OpenAI has announced the formation of a new team focused on “Superalignment”, a concept related to the alignment of artificial superintelligence with human intent. The team, led by Ilya Sutskever and Jan Leike, aims to develop scientific and technical breakthroughs to control AI systems that are much smarter than humans. They are dedicating 20% of their computing resources over the next four years to this effort.
“How do we ensure AI systems much smarter than humans follow human intent?”
Question of OpenAIs superintelligence alignment.
The team believes that superintelligence, while potentially beneficial in solving many of the world’s problems, could also pose significant risks, including the disempowerment of humanity or even human extinction. Current techniques for aligning AI, such as reinforcement learning from human feedback, may not be sufficient for controlling a superintelligent AI. Therefore, they aim to build a roughly human-level automated alignment researcher and use vast amounts of computing to scale their efforts and iteratively align superintelligence.
The team’s approach includes developing a scalable training method, validating the resulting model, and stress testing their entire alignment pipeline. They also aim to understand and control how their models generalize their oversight to tasks they can’t supervise, automate the search for problematic behavior, and test their pipeline by deliberately training misaligned models.
This effort is in addition to existing work at OpenAI aimed at improving the safety of current models like ChatGPT and mitigating other risks from AI, such as misuse, economic disruption, disinformation, bias, and discrimination, among others.

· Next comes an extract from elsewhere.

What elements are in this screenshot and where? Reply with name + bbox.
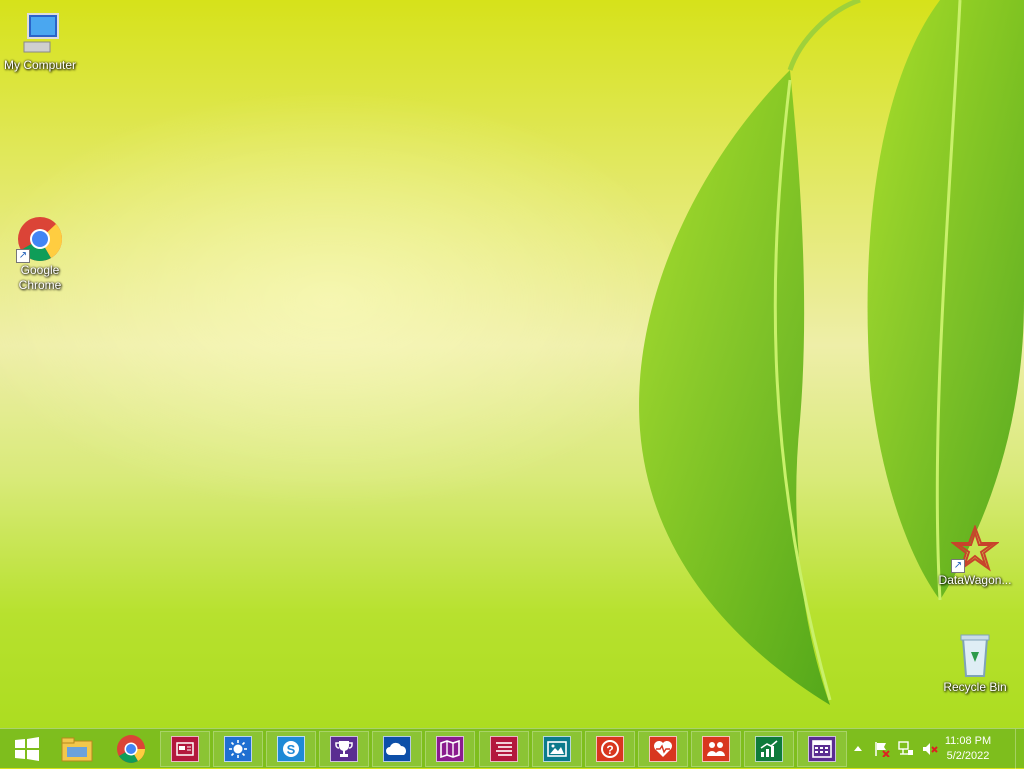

The team is actively seeking outstanding new researchers and engineers to join this effort, emphasizing that superintelligence alignment is fundamentally a machine-learning problem. They plan to share the results of this effort broadly and view contributing to the alignment and safety of non-OpenAI models as an important part of their work.
The most important activity is the superintelligence alignment, which encourages interested individuals to apply for various positions such as research engineer, research scientist, and research manager at OpenAI. The team believes that this is a tractable machine-learning problem and that new contributors could make significant contributions.
According to OpenAI, we should focus much more on superintelligence rather than AGI (Artificial General Intelligence) due to its higher capability level. The team acknowledges the uncertainty over the speed of development of the technology in the coming years and thus aims for the more challenging target of aligning a much more capable system. They also note potential future challenges, such as the breakdown of assumptions like favorable generalization properties during deployment or the models’ inability to detect and undermine supervision during training.
In summary, OpenAI is making a significant commitment to addressing the challenge of superintelligence alignment, dedicating substantial resources, and inviting talented individuals to join their efforts. They aim to share their findings broadly and contribute to the safety and alignment of AI models beyond those developed by OpenAI.